Project team members often have responsibility already to work within the boundaries of their own functional team, but not when it crosses multiple groups and a decision is required. I do recognize that some people don't want any more authority or responsibility. Others may want more control of their own destiny, or more responsibility and visibility to further their careers. Before I was a PM, I was an engineer who was delegated more and more authority to develop my own methods and plans. When I showed I was competent, I was promoted and given more leadership roles.

On highly effective teams, one of our main purposes for meeting is to figure out how to help each other. It doesn't appear lazy to hand off some work when everyone knows you are fighting hard to remove roadblocks from the team.

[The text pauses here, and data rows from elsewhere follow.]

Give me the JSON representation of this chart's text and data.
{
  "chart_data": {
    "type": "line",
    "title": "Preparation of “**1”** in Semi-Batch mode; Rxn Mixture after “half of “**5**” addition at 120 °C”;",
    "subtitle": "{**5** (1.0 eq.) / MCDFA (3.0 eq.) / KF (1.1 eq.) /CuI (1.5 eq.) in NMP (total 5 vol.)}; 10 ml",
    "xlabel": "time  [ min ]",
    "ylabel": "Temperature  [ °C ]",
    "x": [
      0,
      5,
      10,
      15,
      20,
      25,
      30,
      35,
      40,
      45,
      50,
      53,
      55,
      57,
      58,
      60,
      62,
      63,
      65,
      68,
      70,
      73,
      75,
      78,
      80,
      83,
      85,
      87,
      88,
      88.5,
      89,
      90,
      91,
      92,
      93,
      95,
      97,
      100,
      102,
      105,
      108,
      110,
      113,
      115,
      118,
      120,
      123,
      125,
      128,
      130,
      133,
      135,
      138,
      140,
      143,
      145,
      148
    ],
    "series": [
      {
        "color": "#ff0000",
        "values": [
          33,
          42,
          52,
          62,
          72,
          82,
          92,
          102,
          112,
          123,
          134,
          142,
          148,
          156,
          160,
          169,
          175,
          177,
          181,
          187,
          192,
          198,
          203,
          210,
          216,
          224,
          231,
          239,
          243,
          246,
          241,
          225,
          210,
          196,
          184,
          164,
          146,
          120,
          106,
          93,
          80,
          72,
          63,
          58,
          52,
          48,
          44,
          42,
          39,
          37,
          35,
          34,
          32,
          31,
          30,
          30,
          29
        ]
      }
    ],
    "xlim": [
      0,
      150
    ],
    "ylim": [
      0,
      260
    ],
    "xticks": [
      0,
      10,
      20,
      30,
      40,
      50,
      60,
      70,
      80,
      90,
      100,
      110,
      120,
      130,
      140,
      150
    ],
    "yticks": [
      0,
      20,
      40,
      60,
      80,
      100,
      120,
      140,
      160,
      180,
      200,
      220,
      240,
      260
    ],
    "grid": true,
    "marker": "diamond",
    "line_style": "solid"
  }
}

I tend to try and follow the principle of "Commander's Intent". If the smart people on the team clearly understand the objectives, and my general decision making criteria, then by delegating some decision making authority, they can identify problems and address them without waiting for my blessing. They will sometimes do things I didn't want, or would have done differently, but that is usually a minor cost compared to how much more efficient they can be overall.

There are other people who just want to be told what to do. That's fine too. They don't want to do my job, and I wouldn't want to do theirs.
You would be surprised how many project team members would love to work with a dictator PM. :D

In order to be loved the dictator PM must not do two things:
- make technical decisions and enforce them to the team, this is easy since most PMs don't have technical expertise anyway so they can't make such decisions
- agree things with the stakeholders without first checking with the team if those things are achievable, doing this however proves the PM is incompetent.

If a PM asks a team member to make a decision but the PM himself does not have the knowledge to make the decision himself then this is can't be considered delegation. PMs can only delegate project management related tasks but the team members may not be too happy to perform them.

I don't want to offend you but many people working on projects, especially technical experts, consider project management to be mainly administrative work, paperwork, reporting tracking and no real decision making and no real leadership. I consider PMs to be mainly facilitators than real command and control leaders.